The greater portion of that art was produced under the patronage of the church. There were controversies, to be sure, and artists then as now liked to push the boundaries. But the church was much more supportive of artistic and scientific innovation than is commonly portrayed. Michelangelo’s masterpiece on the chapel ceiling sits inside St. Peter’s Basilica. It was nurtured within the embrace of the Church and it has remained there ever since.
Christians today, and evangelicals especially, like to complain about the way they are portrayed in today’s works of art — in novels, television shows, movies and the like. And Christians today like to joke about the low-budget quality of shows and films that are made specifically for the evangelical subculture. Yet they — we — rarely give generously of our time, talents and treasures to create transcendent, piercing, defining works of culture. Sometimes it seems like we’re waiting around for another big-money patron to appear. Wouldn’t it be great if there were a Christian Bill Gates who would give $10B to the creation of enduring works of art from artists of faith?
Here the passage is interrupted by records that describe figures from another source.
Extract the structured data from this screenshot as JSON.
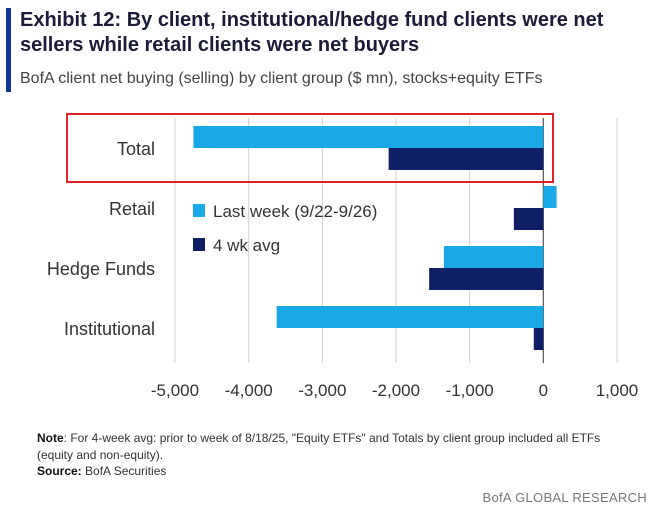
{
  "header": {
    "title": "Exhibit 12: By client, institutional/hedge fund clients were net sellers while retail clients were net buyers",
    "subtitle": "BofA client net buying (selling) by client group ($ mn), stocks+equity ETFs"
  },
  "footer": {
    "note_label": "Note",
    "note_text": ": For 4-week avg: prior to week of 8/18/25, \"Equity ETFs\" and Totals by client group included all ETFs (equity and non-equity).",
    "source_label": "Source:",
    "source_text": " BofA Securities",
    "brand": "BofA GLOBAL RESEARCH"
  },
  "colors": {
    "last_week": "#1aa8e6",
    "four_wk_avg": "#0e1f66",
    "highlight_box": "#e0202a",
    "grid": "#cfcfcf"
  },
  "chart_data": {
    "type": "bar",
    "orientation": "horizontal",
    "categories": [
      "Total",
      "Retail",
      "Hedge Funds",
      "Institutional"
    ],
    "series": [
      {
        "name": "Last week (9/22-9/26)",
        "values": [
          -4750,
          180,
          -1350,
          -3620
        ]
      },
      {
        "name": "4 wk avg",
        "values": [
          -2100,
          -400,
          -1550,
          -130
        ]
      }
    ],
    "xlim": [
      -5000,
      1000
    ],
    "xticks": [
      -5000,
      -4000,
      -3000,
      -2000,
      -1000,
      0,
      1000
    ],
    "xtick_labels": [
      "-5,000",
      "-4,000",
      "-3,000",
      "-2,000",
      "-1,000",
      "0",
      "1,000"
    ],
    "grid": "vertical",
    "legend_placement": "inside-top-left",
    "highlighted_category": "Total"
  }
}
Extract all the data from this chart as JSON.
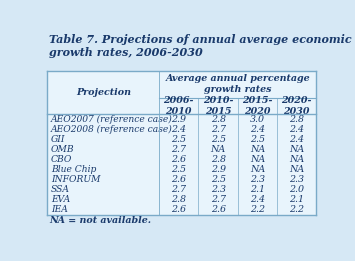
{
  "title": "Table 7. Projections of annual average economic\ngrowth rates, 2006-2030",
  "col_header_main": "Average annual percentage\ngrowth rates",
  "col_headers": [
    "2006-\n2010",
    "2010-\n2015",
    "2015-\n2020",
    "2020-\n2030"
  ],
  "row_label_header": "Projection",
  "rows": [
    [
      "AEO2007 (reference case)",
      "2.9",
      "2.8",
      "3.0",
      "2.8"
    ],
    [
      "AEO2008 (reference case)",
      "2.4",
      "2.7",
      "2.4",
      "2.4"
    ],
    [
      "GII",
      "2.5",
      "2.5",
      "2.5",
      "2.4"
    ],
    [
      "OMB",
      "2.7",
      "NA",
      "NA",
      "NA"
    ],
    [
      "CBO",
      "2.6",
      "2.8",
      "NA",
      "NA"
    ],
    [
      "Blue Chip",
      "2.5",
      "2.9",
      "NA",
      "NA"
    ],
    [
      "INFORUM",
      "2.6",
      "2.5",
      "2.3",
      "2.3"
    ],
    [
      "SSA",
      "2.7",
      "2.3",
      "2.1",
      "2.0"
    ],
    [
      "EVA",
      "2.8",
      "2.7",
      "2.4",
      "2.1"
    ],
    [
      "IEA",
      "2.6",
      "2.6",
      "2.2",
      "2.2"
    ]
  ],
  "footnote": "NA = not available.",
  "bg_color": "#d6e8f5",
  "table_inner_bg": "#e8f4fc",
  "text_color": "#1a3a6b",
  "border_color": "#7aaac8",
  "title_fs": 8.0,
  "header_fs": 6.8,
  "data_fs": 6.8
}
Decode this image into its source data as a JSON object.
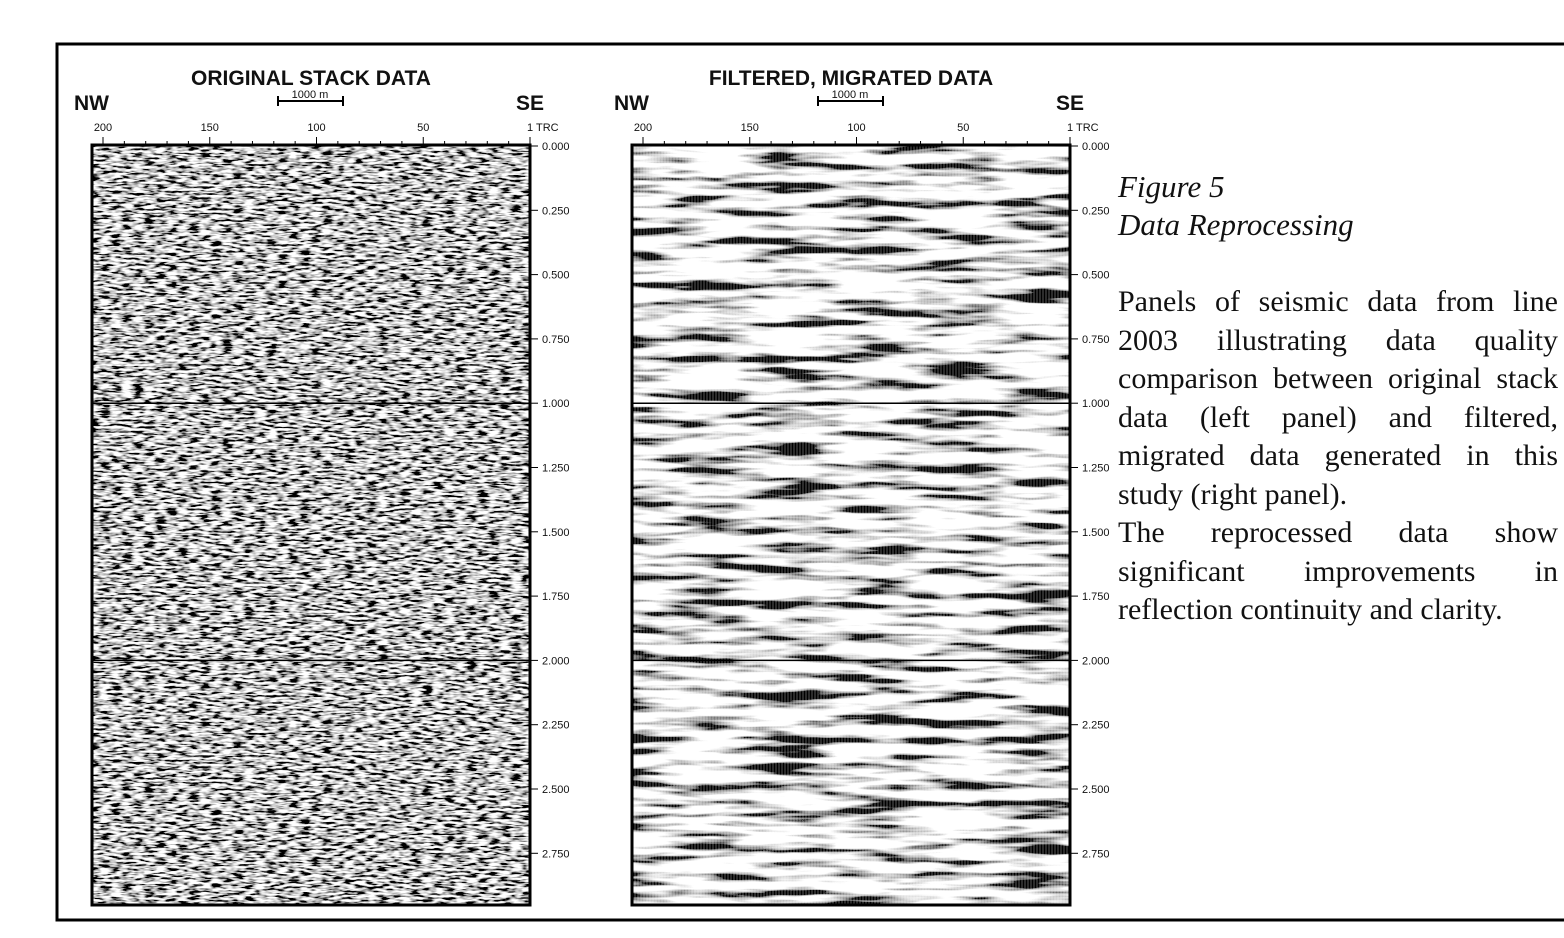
{
  "panels": [
    {
      "title": "ORIGINAL STACK DATA",
      "left_label": "NW",
      "right_label": "SE",
      "scale_bar": "1000 m",
      "trace_ticks": [
        "200",
        "150",
        "100",
        "50",
        "1 TRC"
      ],
      "time_ticks": [
        "0.000",
        "0.250",
        "0.500",
        "0.750",
        "1.000",
        "1.250",
        "1.500",
        "1.750",
        "2.000",
        "2.250",
        "2.500",
        "2.750"
      ]
    },
    {
      "title": "FILTERED, MIGRATED DATA",
      "left_label": "NW",
      "right_label": "SE",
      "scale_bar": "1000 m",
      "trace_ticks": [
        "200",
        "150",
        "100",
        "50",
        "1 TRC"
      ],
      "time_ticks": [
        "0.000",
        "0.250",
        "0.500",
        "0.750",
        "1.000",
        "1.250",
        "1.500",
        "1.750",
        "2.000",
        "2.250",
        "2.500",
        "2.750"
      ]
    }
  ],
  "caption": {
    "figure": "Figure 5",
    "title": "Data Reprocessing",
    "paragraphs": [
      "Panels of seismic data from line 2003 illustrating data quality comparison between original stack data (left panel) and filtered, migrated data generated in this study (right panel).",
      "The reprocessed data show significant improvements in reflection continuity and clarity."
    ]
  }
}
Yes, it would be great. And there are some interesting efforts afoot, such as the Wedgwood Circle, and in particular areas, such as the Act One program to nurture writers and directors of film. But the good news is, with modern technology, we have some excellent means available to us to support the creation of culture that honors what is true and good and beautiful. Just like Kickstarter supports the launch of new ideas and products, or Causes or Razoo or Crowdrise (or iam2.org, to which I am particularly devoted), the combination of digital and social media technologies makes it possible for us to gather small amounts of money from many people at once, for the production of art.
We can crowd-source a restored church patronage of the arts.
That’s the idea behind As1, launched by Jonathan Bock, the founder of Grace Hill Media. I’ve come to know Jon and GHM through the process of creating the Patheos Movies Channel, and I’m excited by the vision he articulates for this new initiative: “As1 seeks to restore the church to its historically traditional role as a Patron of the Arts. Through our demographic size and collective buying power, we will unite to impact the culturally influential art of our time – film, television and music. As we have throughout history, we will generously reward the artists who tell our stories. And they will make more. In addition, As1 seeks genuine relationship and renewed partnership with the Artistic Community. Artists: you are not the enemy, and we were wrong for saying you were. As1 wants the greatest artists telling our stories again.”
I’m aware that, in the odd assortment of people who read this blog, some will be inclined to criticize from the start. But I would love to see this flourish. Here’s the video introducing the concept:
Perhaps we don’t need a big-money patron. Perhaps we just need ourselves, committed, creative, and collaborating.